Tuesday, June 24, 2014
I'm a kilogram heavier. There's no denying it now, especially as the Maintenance Challenge has my average quite firmly set there. I'm still within my weight range, but, I think it is now time for the reality check.
I say this because last night as I was tracking my food I was not happy with the numbers and instead of accepting them, I found myself denying them. I knew that my morning portion of milk was more than one glass, but I didn't put down two glasses, I left it at one so that my calorie intake would look less!! I saw that my dinner intake was over 1000 calories, so I started playing with the numbers - I couldn't accept that it was so high!!
This morning, when I jumped on the scale, it was up again. It makes sense. My total calories yesterday was 2400, 600 more than it should have been. I don't like that. I tell myself it's salt retention, or hormonal changes. But I need to be honest now. 6 months ago my weight did not jump up and down by half a kilogram every day. It was much more stable.
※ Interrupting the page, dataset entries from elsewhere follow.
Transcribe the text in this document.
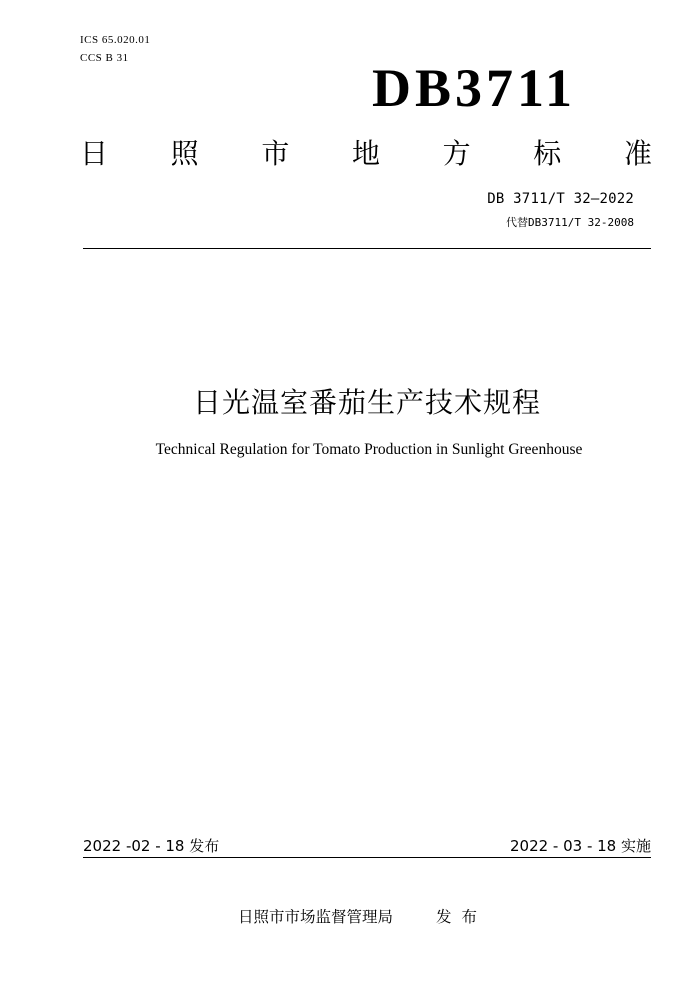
ICS 65.020.01
CCS B 31	DB3711
日 照 市 地 方 标 准
DB 3711/T 32—2022
代替DB3711/T 32-2008
日光温室番茄生产技术规程
Technical Regulation for Tomato Production in Sunlight Greenhouse
2022 -02 - 18 发布	2022 - 03 - 18 实施
日照市市场监督管理局	发布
This game of denial is a familiar one, and when it comes to spark people, the only person that I'm lying to is myself. Nobody else sees my daily calorie intake, nobody else looks at the scale. Perhaps I don't feel it matters enough because nobody else is looking, or because it's just a kilogram, or because right now I'd much rather eat another piece of chocolate?
But it does matter. It matters to me and my self-esteem. Sometimes the hardest thing in the weight maintenance/ weight loss journey is understanding my own self worth and looking at myself with complete honesty in the mirror, or as in this particular case, when filling in my calorie tracker.
I need to be honest. Healthy weight maintenance is about what I eat, and although I've managed to maintain my exercise regimen since moving to Ireland, I've not been as disciplined with my food intake. I've struggled to resist the sweet treats and I've told myself it's okay because it helps me to feel better. No, I'm not eating an entire box of biscuits or chocolates like I did three years ago, but I am turning to it and then not acknowledging just how much food I'm eating later on. I'm denying the struggle, pretending it's not there.
So I'm getting back on the wagon. Humbly. Honestly.